BCBSM has also focused on creating omni-channel engagement tools to engage with members in the right way at the right time, strengthening the consumer feedback process, launching an app-supported, care management program for high-risk members, and expanding telehealth options.
How Humana in Florida partnered with members
In Florida, Humana was also at the forefront of waiving testing and treatment costs during the pandemic.
The health plan engaged with its members during the coronavirus pandemic by waiving telehealth costs, creating a support plan for members to combat the mental health impacts of social isolation, hosting webinars for members on health and wellness and regarding other common questions. Humana also offered yoga classes to incarcerated individuals, veterans, and those suffering from substance abuse.
One challenge that Humana faced is how to address social determinants of health.
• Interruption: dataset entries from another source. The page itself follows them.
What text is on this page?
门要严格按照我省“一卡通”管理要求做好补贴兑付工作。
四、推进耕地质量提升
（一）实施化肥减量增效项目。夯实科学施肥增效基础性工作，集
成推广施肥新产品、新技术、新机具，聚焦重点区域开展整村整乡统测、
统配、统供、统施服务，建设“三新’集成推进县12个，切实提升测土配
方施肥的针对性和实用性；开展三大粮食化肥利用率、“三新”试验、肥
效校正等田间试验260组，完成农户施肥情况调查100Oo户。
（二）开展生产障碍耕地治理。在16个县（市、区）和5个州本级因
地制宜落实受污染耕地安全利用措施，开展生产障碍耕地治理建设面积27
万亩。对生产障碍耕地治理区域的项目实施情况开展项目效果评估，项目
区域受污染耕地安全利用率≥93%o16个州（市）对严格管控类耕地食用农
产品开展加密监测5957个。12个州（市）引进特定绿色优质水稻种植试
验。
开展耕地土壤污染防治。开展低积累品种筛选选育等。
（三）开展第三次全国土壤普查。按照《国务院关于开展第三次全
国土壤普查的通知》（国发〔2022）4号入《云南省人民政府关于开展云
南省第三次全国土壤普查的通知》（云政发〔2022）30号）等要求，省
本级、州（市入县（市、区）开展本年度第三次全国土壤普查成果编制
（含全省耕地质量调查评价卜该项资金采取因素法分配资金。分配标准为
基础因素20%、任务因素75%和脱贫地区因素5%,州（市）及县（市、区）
The payer’s strategy was both individual and communal. Humana designed programs to help address the needs of its individual members, such as lack of transportation. However, the health plan also donated significantly to local health, non-profit, and religious organizations that can influence the health and wellbeing of local residents and Humana members.
The payer indicated that part of partnering with members is to collaborate with employers.
For example, when some employers expressed a need for personal protective equipment for their employees, Humana helped arrange for access. Other employers wondered about safely returning employees to the workplace and providing the necessary health screenings. Humana collaborated with the employers to find a vendor that would conduct the wellness checks.
Some of the lessons learned from the past couple months may prove useful to payers as they seek to improve their member engagement and improve low member satisfaction.